La Fontaine

Fables choisies mises en vers [Livres VII-XI], 1678


Le Loup et le Chasseur


 
Fureur d’accumuler, monstre de qui les yeux
Regardent comme un point tous les bienfaits des Dieux,
Te combattrai-je en vain sans cesse en cet ouvrage ?
Quel temps demandes-tu pour suivre mes leçons ?
L’homme, sourd à ma voix comme à celle du sage,
Ne dira-t-il jamais : C’est assez, jouissons ?
Hâte-toi, mon ami ; tu n’as pas tant à vivre.
Je te rebats ce mot ; car il vaut tout un livre.
Jouis. Je le ferai. Mais quand donc ? Dès demain.
Eh mon ami, la mort te peut prendre en chemin.
Jouis dès aujourd’hui : redoute un sort semblable
À celui du Chasseur et du Loup de ma fable.
Le premier, de son arc, avait mis bas un Daim.
Un Faon de Biche passe, et le voilà soudain
Compagnon du défunt ; tous deux gisent sur l’herbe.
La proie était honnête ; un Daim avec un Faon,
Tout modeste Chasseur en eût été content :
Cependant un Sanglier, monstre énorme et superbe,
Tente encor notre Archer, friand de tels morceaux.
Autre habitant du Styx : la Parque et ses ciseaux
Avec peine y mordaient ; la Déesse infernale
Reprit à plusieurs fois l’heure au monstre fatale.
De la force du coup pourtant il s’abattit.
C’était assez de biens ; mais quoi, rien ne remplit
Les vastes appétits d’un faiseur de conquêtes.
Dans le temps que le Porc revient à soi, l’Archer
Voit le long d’un sillon une Perdrix marcher,
                Surcroît chétif aux autres têtes.
De son arc toutefois il bande les ressorts.
Le sanglier, rappelant les restes de sa vie,
Vient à lui, le découd, meurt vengé sur son corps ;
                Et la Perdrix le remercie.

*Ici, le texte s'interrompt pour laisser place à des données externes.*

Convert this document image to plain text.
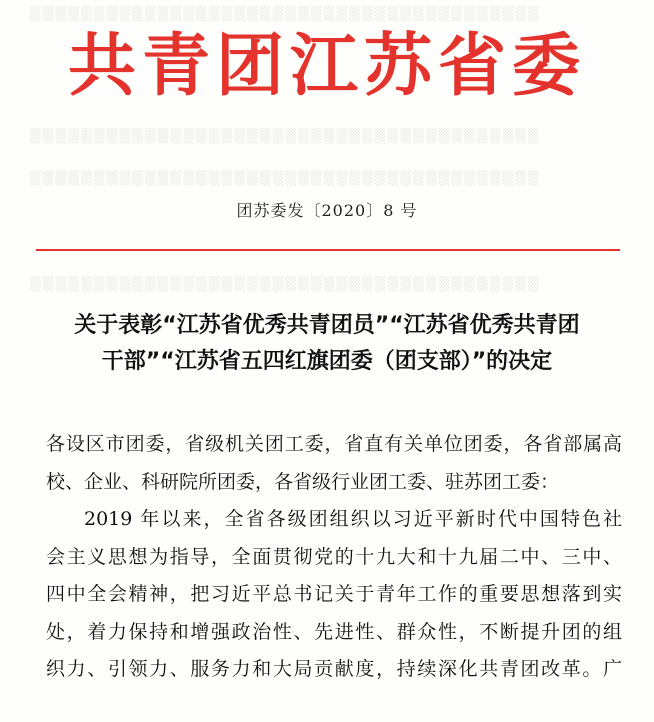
▒▒▒▒▒▒▒▒▒▒▒▒▒▒▒▒▒▒▒▒▒▒▒▒▒▒▒▒▒▒▒▒▒▒▒▒▒▒▒▒
▒▒▒▒▒▒▒▒▒▒▒▒▒▒▒▒▒▒▒▒▒▒▒▒▒▒▒▒▒▒▒▒▒▒▒▒▒▒▒▒
▒▒▒▒▒▒▒▒▒▒▒▒▒▒▒▒▒▒▒▒▒▒▒▒▒▒▒▒▒▒▒▒▒▒▒▒▒▒▒▒
▒▒▒▒▒▒▒▒▒▒▒▒▒▒▒▒▒▒▒▒▒▒▒▒▒▒▒▒▒▒▒▒▒▒▒▒▒▒▒▒
共青团江苏省委
团苏委发〔2020〕8 号
关于表彰“江苏省优秀共青团员”“江苏省优秀共青团
干部”“江苏省五四红旗团委（团支部）”的决定

各设区市团委，省级机关团工委，省直有关单位团委，各省部属高
校、企业、科研院所团委，各省级行业团工委、驻苏团工委：

2019 年以来，全省各级团组织以习近平新时代中国特色社
会主义思想为指导，全面贯彻党的十九大和十九届二中、三中、
四中全会精神，把习近平总书记关于青年工作的重要思想落到实
处，着力保持和增强政治性、先进性、群众性，不断提升团的组
织力、引领力、服务力和大局贡献度，持续深化共青团改革。广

Cette part du récit s’adresse au convoiteux :
L’avare aura pour lui le reste de l’exemple.
Un Loup vit, en passant, ce spectacle piteux.
Ô Fortune, dit-il, je te promets un temple.

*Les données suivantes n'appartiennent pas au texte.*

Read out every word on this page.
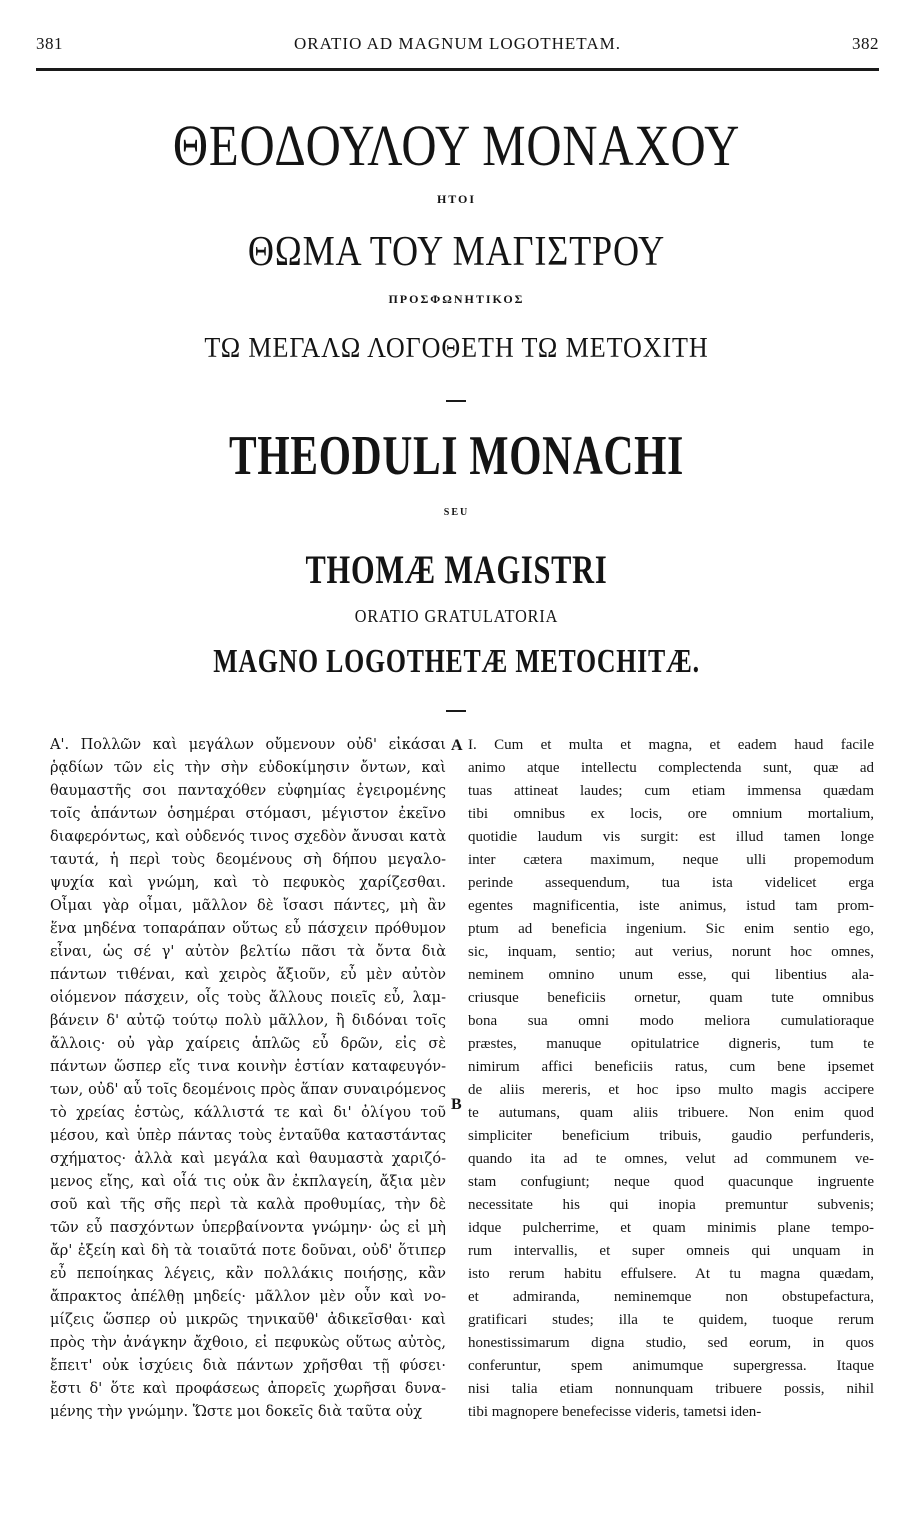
381	ORATIO AD MAGNUM LOGOTHETAM.	382
ΘΕΟΔΟΥΛΟΥ ΜΟΝΑΧΟΥ
ΗΤΟΙ
ΘΩΜΑ ΤΟΥ ΜΑΓΙΣΤΡΟΥ
ΠΡΟΣΦΩΝΗΤΙΚΟΣ
ΤΩ ΜΕΓΑΛΩ ΛΟΓΟΘΕΤΗ ΤΩ ΜΕΤΟΧΙΤΗ
THEODULI MONACHI
SEU
THOMÆ MAGISTRI
ORATIO GRATULATORIA
MAGNO LOGOTHETÆ METOCHITÆ.
Α'. Πολλῶν καὶ μεγάλων οὔμενουν οὐδ' εἰκάσαι
ῥᾳδίων τῶν εἰς τὴν σὴν εὐδοκίμησιν ὄντων, καὶ
θαυμαστῆς σοι πανταχόθεν εὐφημίας ἐγειρομένης
τοῖς ἁπάντων ὁσημέραι στόμασι, μέγιστον ἐκεῖνο
διαφερόντως, καὶ οὐδενός τινος σχεδὸν ἄνυσαι κατὰ
ταυτά, ἡ περὶ τοὺς δεομένους σὴ δήπου μεγαλο-
ψυχία καὶ γνώμη, καὶ τὸ πεφυκὸς χαρίζεσθαι.
Οἶμαι γὰρ οἶμαι, μᾶλλον δὲ ἴσασι πάντες, μὴ ἂν
ἕνα μηδένα τοπαράπαν οὕτως εὖ πάσχειν πρόθυμον
εἶναι, ὡς σέ γ' αὐτὸν βελτίω πᾶσι τὰ ὄντα διὰ
πάντων τιθέναι, καὶ χειρὸς ἄξιοῦν, εὖ μὲν αὐτὸν
οἰόμενον πάσχειν, οἷς τοὺς ἄλλους ποιεῖς εὖ, λαμ-
βάνειν δ' αὐτῷ τούτῳ πολὺ μᾶλλον, ἢ διδόναι τοῖς
ἄλλοις· οὐ γὰρ χαίρεις ἁπλῶς εὖ δρῶν, εἰς σὲ
πάντων ὥσπερ εἴς τινα κοινὴν ἑστίαν καταφευγόν-
των, οὐδ' αὖ τοῖς δεομένοις πρὸς ἅπαν συναιρόμενος
τὸ χρείας ἑστὼς, κάλλιστά τε καὶ δι' ὀλίγου τοῦ
μέσου, καὶ ὑπὲρ πάντας τοὺς ἐνταῦθα καταστάντας
σχήματος· ἀλλὰ καὶ μεγάλα καὶ θαυμαστὰ χαριζό-
μενος εἴης, καὶ οἷά τις οὐκ ἂν ἐκπλαγείη, ἄξια μὲν
σοῦ καὶ τῆς σῆς περὶ τὰ καλὰ προθυμίας, τὴν δὲ
τῶν εὖ πασχόντων ὑπερβαίνοντα γνώμην· ὡς εἰ μὴ
ἄρ' ἐξείη καὶ δὴ τὰ τοιαῦτά ποτε δοῦναι, οὐδ' ὅτιπερ
εὖ πεποίηκας λέγεις, κἂν πολλάκις ποιήσῃς, κἂν
ἄπρακτος ἀπέλθῃ μηδείς· μᾶλλον μὲν οὖν καὶ νο-
μίζεις ὥσπερ οὐ μικρῶς τηνικαῦθ' ἀδικεῖσθαι· καὶ
πρὸς τὴν ἀνάγκην ἄχθοιο, εἰ πεφυκὼς οὕτως αὐτὸς,
ἔπειτ' οὐκ ἰσχύεις διὰ πάντων χρῆσθαι τῇ φύσει·
ἔστι δ' ὅτε καὶ προφάσεως ἀπορεῖς χωρῆσαι δυνα-
μένης τὴν γνώμην. Ὥστε μοι δοκεῖς διὰ ταῦτα οὐχ
A
B
I. Cum et multa et magna, et eadem haud facile
animo atque intellectu complectenda sunt, quæ ad
tuas attineat laudes; cum etiam immensa quædam
tibi omnibus ex locis, ore omnium mortalium,
quotidie laudum vis surgit: est illud tamen longe
inter cætera maximum, neque ulli propemodum
perinde assequendum, tua ista videlicet erga
egentes magnificentia, iste animus, istud tam prom-
ptum ad beneficia ingenium. Sic enim sentio ego,
sic, inquam, sentio; aut verius, norunt hoc omnes,
neminem omnino unum esse, qui libentius ala-
criusque beneficiis ornetur, quam tute omnibus
bona sua omni modo meliora cumulatioraque
præstes, manuque opitulatrice digneris, tum te
nimirum affici beneficiis ratus, cum bene ipsemet
de aliis mereris, et hoc ipso multo magis accipere
te autumans, quam aliis tribuere. Non enim quod
simpliciter beneficium tribuis, gaudio perfunderis,
quando ita ad te omnes, velut ad communem ve-
stam confugiunt; neque quod quacunque ingruente
necessitate his qui inopia premuntur subvenis;
idque pulcherrime, et quam minimis plane tempo-
rum intervallis, et super omneis qui unquam in
isto rerum habitu effulsere. At tu magna quædam,
et admiranda, neminemque non obstupefactura,
gratificari studes; illa te quidem, tuoque rerum
honestissimarum digna studio, sed eorum, in quos
conferuntur, spem animumque supergressa. Itaque
nisi talia etiam nonnunquam tribuere possis, nihil
tibi magnopere benefecisse videris, tametsi iden-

Quatre corps étendus ! que de biens ! mais pourtant
Il faut les ménager, ces rencontres sont rares.
                (Ainsi s’excusent les avares.)

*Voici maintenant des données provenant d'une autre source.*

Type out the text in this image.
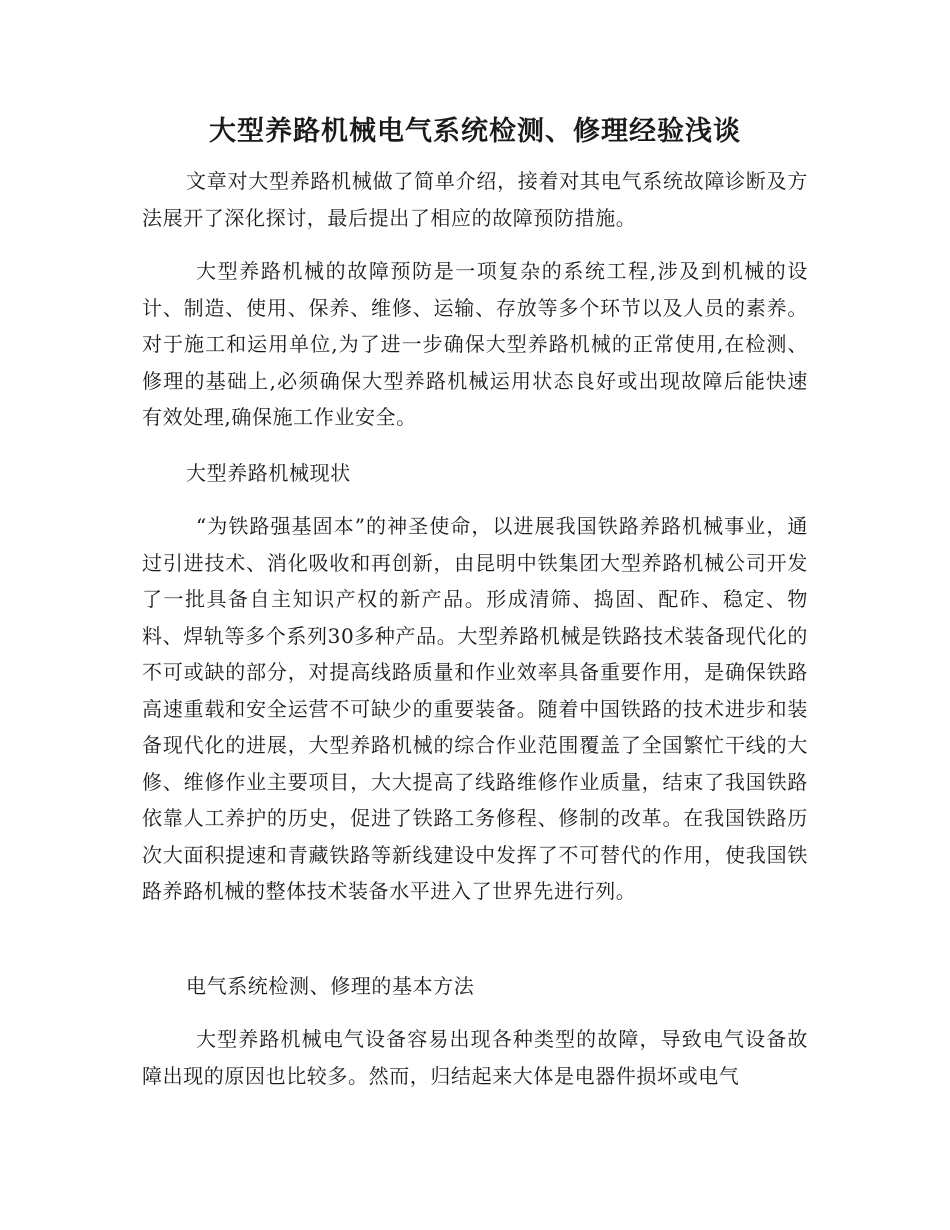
大型养路机械电气系统检测、修理经验浅谈

文章对大型养路机械做了简单介绍，接着对其电气系统故障诊断及方法展开了深化探讨，最后提出了相应的故障预防措施。

大型养路机械的故障预防是一项复杂的系统工程,涉及到机械的设计、制造、使用、保养、维修、运输、存放等多个环节以及人员的素养。对于施工和运用单位,为了进一步确保大型养路机械的正常使用,在检测、修理的基础上,必须确保大型养路机械运用状态良好或出现故障后能快速有效处理,确保施工作业安全。

大型养路机械现状

“为铁路强基固本”的神圣使命，以进展我国铁路养路机械事业，通过引进技术、消化吸收和再创新，由昆明中铁集团大型养路机械公司开发了一批具备自主知识产权的新产品。形成清筛、捣固、配砟、稳定、物料、焊轨等多个系列30多种产品。大型养路机械是铁路技术装备现代化的不可或缺的部分，对提高线路质量和作业效率具备重要作用，是确保铁路高速重载和安全运营不可缺少的重要装备。随着中国铁路的技术进步和装备现代化的进展，大型养路机械的综合作业范围覆盖了全国繁忙干线的大修、维修作业主要项目，大大提高了线路维修作业质量，结束了我国铁路依靠人工养护的历史，促进了铁路工务修程、修制的改革。在我国铁路历次大面积提速和青藏铁路等新线建设中发挥了不可替代的作用，使我国铁路养路机械的整体技术装备水平进入了世界先进行列。

电气系统检测、修理的基本方法

大型养路机械电气设备容易出现各种类型的故障，导致电气设备故障出现的原因也比较多。然而，归结起来大体是电器件损坏或电气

J’en aurai, dit le Loup, pour un mois, pour autant.
Un, deux, trois, quatre corps, ce sont quatre semaines,
                Si je sais compter, toutes pleines.
Commençons dans deux jours ; et mangeons cependant
La corde de cet arc ; il faut que l’on l’ait faite
De vrai boyau ; l’odeur me le témoigne assez.
                En disant ces mots, il se jette
Sur l’arc qui se détend, et fait de la sagette
Un nouveau mort : mon Loup a les boyaux percés.
Je reviens à mon texte. Il faut que l’on jouisse ;
Témoin ces deux gloutons punis d’un sort commun ;
                La convoitise perdit l’un ;
                L’autre périt par l’avarice.